Regional associations plot around position 120 000 kb on chromosome 8 over four genotype data sets using the trait of LSBMD. Circles are from Omni5, squares are from imputed data by 1000 Genomes, diamonds are from imputed data by HapMap II and triangles are from Affymetrix 500 k+MIPS 50 k.

We also compiled a list of less common variants (0.01<MAF<0.05) with small P-values for all three traits (Supplementary Table 15). Less common and rare variants may harbor some risk variants, which may not be observed from earlier arrays with predominantly common variants. We focused on common variants because we could use them to examine the incremental power of Omni5 in detecting new common variants within limited sample sizes. Further investigation is needed to better understand the roles of less common variants.
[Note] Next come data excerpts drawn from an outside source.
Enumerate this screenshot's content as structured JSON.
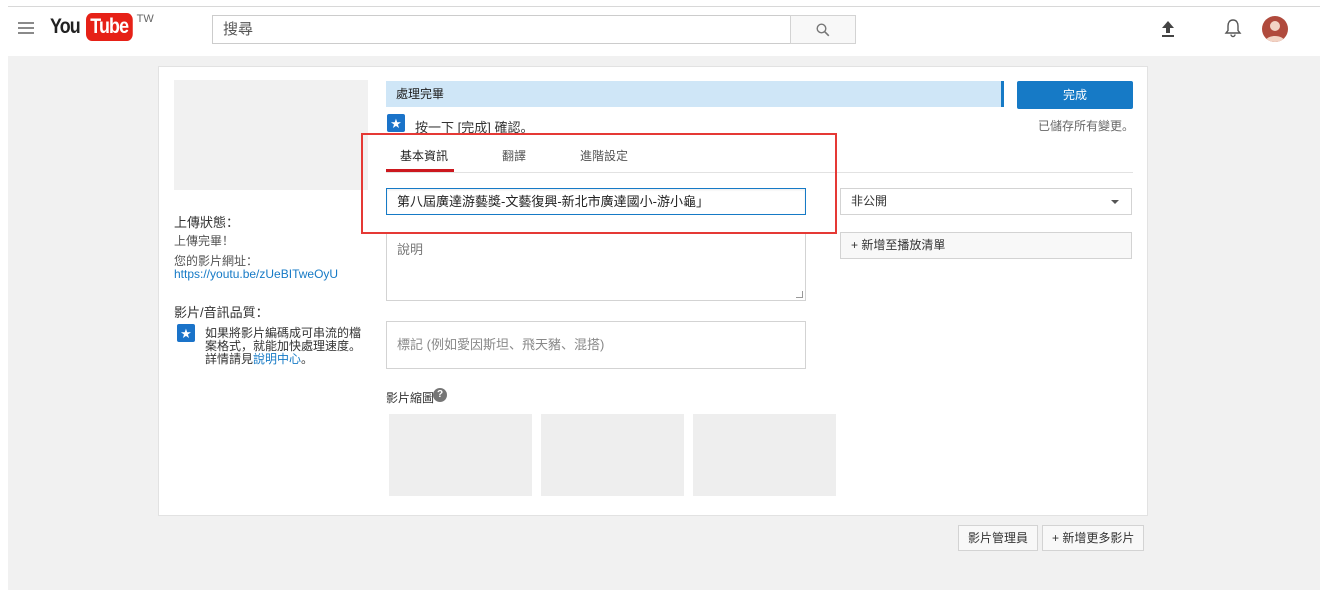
{
  "masthead": {
    "logo_you": "You",
    "logo_tube": "Tube",
    "logo_region": "TW",
    "search_placeholder": "搜尋",
    "icons": [
      "menu-icon",
      "search-icon",
      "upload-icon",
      "bell-icon",
      "avatar"
    ]
  },
  "sidebar": {
    "upload_status_heading": "上傳狀態：",
    "upload_status_text": "上傳完畢！",
    "video_url_label": "您的影片網址：",
    "video_url": "https://youtu.be/zUeBITweOyU",
    "quality_heading": "影片/音訊品質：",
    "quality_note": "如果將影片編碼成可串流的檔案格式，就能加快處理速度。詳情請見",
    "quality_link": "說明中心",
    "quality_end": "。"
  },
  "progress": {
    "status": "處理完畢",
    "confirm_text": "按一下 [完成] 確認。",
    "done_label": "完成",
    "saved_note": "已儲存所有變更。"
  },
  "tabs": [
    {
      "label": "基本資訊",
      "active": true
    },
    {
      "label": "翻譯",
      "active": false
    },
    {
      "label": "進階設定",
      "active": false
    }
  ],
  "form": {
    "title_value": "第八屆廣達游藝獎-文藝復興-新北市廣達國小-游小龜」",
    "description_placeholder": "說明",
    "tags_placeholder": "標記 (例如愛因斯坦、飛天豬、混搭)",
    "privacy_value": "非公開",
    "playlist_label": "+ 新增至播放清單",
    "thumbnails_label": "影片縮圖"
  },
  "footer": {
    "video_manager": "影片管理員",
    "add_more": "+ 新增更多影片"
  },
  "colors": {
    "accent": "#167ac6",
    "progress_bg": "#cfe6f7",
    "brand_red": "#e62117",
    "tab_underline": "#cc181e",
    "highlight": "#e53935"
  }
}
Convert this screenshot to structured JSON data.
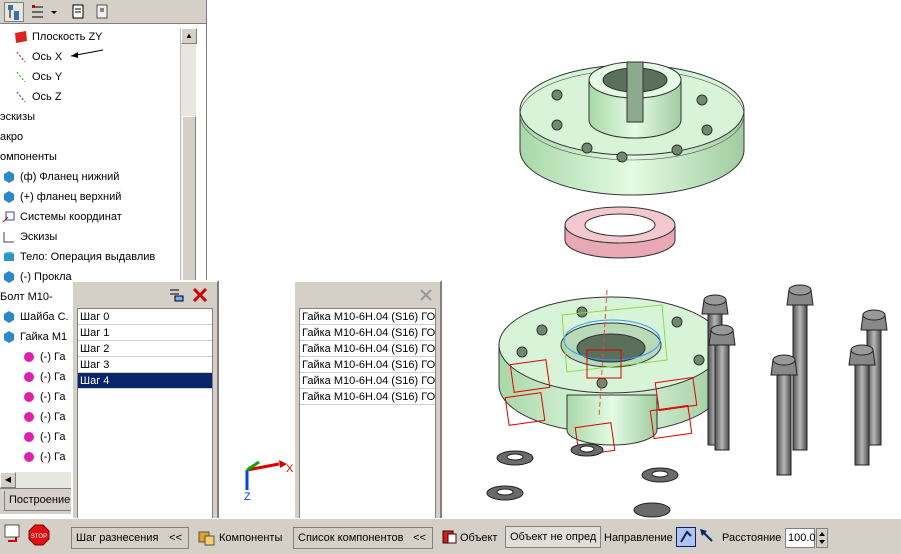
{
  "tree": {
    "items": [
      {
        "label": "Плоскость ZY",
        "icon": "plane-icon"
      },
      {
        "label": "Ось X",
        "icon": "axis-icon"
      },
      {
        "label": "Ось Y",
        "icon": "axis-icon"
      },
      {
        "label": "Ось Z",
        "icon": "axis-icon"
      },
      {
        "label": "эскизы",
        "icon": ""
      },
      {
        "label": "акро",
        "icon": ""
      },
      {
        "label": "омпоненты",
        "icon": ""
      },
      {
        "label": "(ф) Фланец нижний",
        "icon": "part-icon"
      },
      {
        "label": "(+) фланец верхний",
        "icon": "part-icon"
      },
      {
        "label": "Системы координат",
        "icon": "coordinate-system-icon"
      },
      {
        "label": "Эскизы",
        "icon": "sketch-icon"
      },
      {
        "label": "Тело:  Операция выдавлив",
        "icon": "body-icon"
      },
      {
        "label": "(-) Прокла",
        "icon": "part-icon"
      },
      {
        "label": "Болт М10-",
        "icon": "part-icon"
      },
      {
        "label": "Шайба С.",
        "icon": "part-icon"
      },
      {
        "label": "Гайка М1",
        "icon": "part-icon"
      },
      {
        "label": "(-) Га",
        "icon": "nut-icon"
      },
      {
        "label": "(-) Га",
        "icon": "nut-icon"
      },
      {
        "label": "(-) Га",
        "icon": "nut-icon"
      },
      {
        "label": "(-) Га",
        "icon": "nut-icon"
      },
      {
        "label": "(-) Га",
        "icon": "nut-icon"
      },
      {
        "label": "(-) Га",
        "icon": "nut-icon"
      }
    ],
    "bottom_tab": "Построение"
  },
  "steps_list": {
    "items": [
      "Шаг 0",
      "Шаг 1",
      "Шаг 2",
      "Шаг 3",
      "Шаг 4"
    ],
    "selected_index": 4
  },
  "components_list": {
    "items": [
      "Гайка  М10-6Н.04 (S16) ГОС",
      "Гайка  М10-6Н.04 (S16) ГОС",
      "Гайка  М10-6Н.04 (S16) ГОС",
      "Гайка  М10-6Н.04 (S16) ГОС",
      "Гайка  М10-6Н.04 (S16) ГОС",
      "Гайка  М10-6Н.04 (S16) ГОС"
    ]
  },
  "bottom": {
    "step_field": "Шаг разнесения",
    "step_chevron": "<<",
    "components_label": "Компоненты",
    "components_field": "Список компонентов",
    "components_chevron": "<<",
    "object_label": "Объект",
    "object_value": "Объект не опред",
    "direction_label": "Направление",
    "distance_label": "Расстояние",
    "distance_value": "100.0",
    "stop_label": "STOP"
  },
  "axes": {
    "x": "X",
    "z": "Z"
  },
  "colors": {
    "flange": "#c8f0c8",
    "gasket": "#f0c0c8",
    "bolt": "#7a7a7a",
    "selection": "#dd0000",
    "selected_row": "#0a246a"
  }
}
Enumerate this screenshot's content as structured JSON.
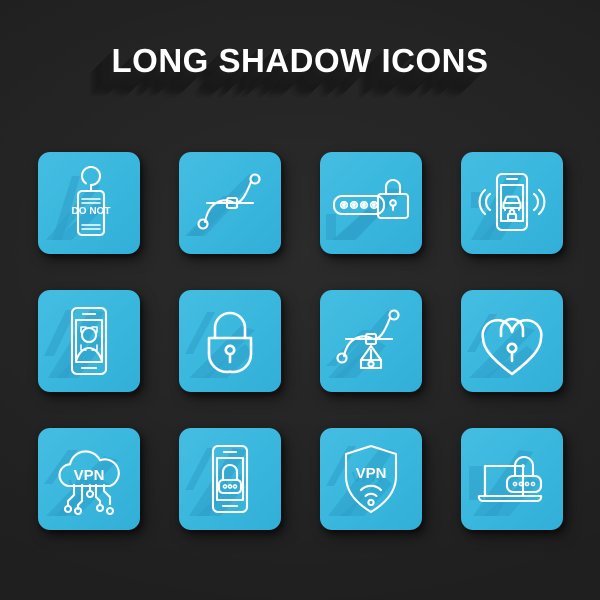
{
  "page": {
    "title": "LONG SHADOW ICONS",
    "background_color": "#262626",
    "tile_color": "#3bb8de",
    "icon_color": "#ffffff",
    "shadow_color": "#2e9fc9",
    "grid": {
      "columns": 4,
      "rows": 3,
      "tile_count": 12
    }
  },
  "icons": [
    {
      "index": 1,
      "name": "do-not-disturb-door-hanger-icon",
      "label": "Do Not Disturb door hanger",
      "text_on_icon": "DO NOT",
      "row": 1,
      "column": 1
    },
    {
      "index": 2,
      "name": "bezier-curve-icon",
      "label": "Bezier curve path with anchor points",
      "text_on_icon": "",
      "row": 1,
      "column": 2
    },
    {
      "index": 3,
      "name": "password-protection-icon",
      "label": "Password field with padlock",
      "text_on_icon": "",
      "row": 1,
      "column": 3
    },
    {
      "index": 4,
      "name": "smart-car-key-phone-icon",
      "label": "Smartphone car remote lock with signal waves",
      "text_on_icon": "",
      "row": 1,
      "column": 4
    },
    {
      "index": 5,
      "name": "face-recognition-phone-icon",
      "label": "Smartphone face ID recognition",
      "text_on_icon": "",
      "row": 2,
      "column": 1
    },
    {
      "index": 6,
      "name": "padlock-closed-icon",
      "label": "Closed padlock with keyhole",
      "text_on_icon": "",
      "row": 2,
      "column": 2
    },
    {
      "index": 7,
      "name": "pen-tool-bezier-icon",
      "label": "Pen tool nib with bezier curve",
      "text_on_icon": "",
      "row": 2,
      "column": 3
    },
    {
      "index": 8,
      "name": "heart-padlock-icon",
      "label": "Heart shaped padlock with keyhole",
      "text_on_icon": "",
      "row": 2,
      "column": 4
    },
    {
      "index": 9,
      "name": "vpn-cloud-network-icon",
      "label": "VPN cloud with network nodes",
      "text_on_icon": "VPN",
      "row": 3,
      "column": 1
    },
    {
      "index": 10,
      "name": "mobile-password-lock-icon",
      "label": "Smartphone with padlock and password dots",
      "text_on_icon": "",
      "row": 3,
      "column": 2
    },
    {
      "index": 11,
      "name": "vpn-shield-wifi-icon",
      "label": "VPN shield with WiFi signal",
      "text_on_icon": "VPN",
      "row": 3,
      "column": 3
    },
    {
      "index": 12,
      "name": "laptop-password-lock-icon",
      "label": "Laptop with padlock and password dots",
      "text_on_icon": "",
      "row": 3,
      "column": 4
    }
  ]
}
To gain further insight, we compared Omni5 variants, especially less common (0.01<MAFs<0.05) and rare (MAFs<0.01) variants, with the SNPs imputed from 1000 Genomes project data. We first obtained the overlapping SNPs between Omni5 and 1000 Genomes. We removed the genotyped SNPs from Affymetrix 500K+MIPS 50K so that we could evaluate the quality of imputation for 1000 Genomes for the novel variants on Omni5 that were not present in the genotyped 550k SNPs. We generated the distribution of imputation ratios for SNPs in different ranges of MAF: <0.01, 0.01–0.05, 0.05–0.1, 0.1–0.2, 0.2–0.3, 0.3–0.4 and 0.4–0.5. The plots are provided in Supplementary Figure 3. The imputation ratio for common variants is high and mostly lie close to a value of 1. In contrast, the imputation ratio for less common variants with 0.01<MAF<0.05 and rare variants with MAF<0.01 imputed to the 1000G were much lower and close to 0. Hence, Omni5 contributes not only novel common variants but also less common and rare variants that are not available on arrays with lower density.

Discussion

In this study, we investigated the potential power of Omni5 to detect novel disease risk variants. The search to identify variants underlying the currently unexplained heritability has prompted new technologies for discovering additional susceptibility genes for human diseases. Omni5 offers the advantage of having denser markers than earlier arrays, whereas having modest cost compared with sequencing arrays. We observed that Omni5 includes a large spectrum of SNPs with MAF varying from 0.0002 to 0.5. After quality control, almost all OMNI5 variants have call rates >95%, and ~96% of polymorphic variants have Hardy–Weinberg Equilibrium P-values >0.05. A large percentage of variants from Omni5 were novel and not present in the Affymetrix 500 K+MIPS 50 K or reliably imputed using 1000 Genomes and HapMap Phase II as references. We further analyzed the theoretical power in tagging disease risk variants and then evaluated association studies using three human traits in FHS. Both theoretical analysis and our evaluation using FHS traits demonstrated that Omni5 can be powerful in detecting novel variants. This observation is consistent with the reported observations that arrays with denser markers have higher power in detecting novel variants. If arrays with higher density such as Affymetrix 6.0 or Illumina OmniQuad arrays are used as the basis, the resulted imputation data would have a higher imputation quality on average, but the conclusions of the study would stay the same. That is, imputation helps but cannot replace genotyping especially when imputation quality is low.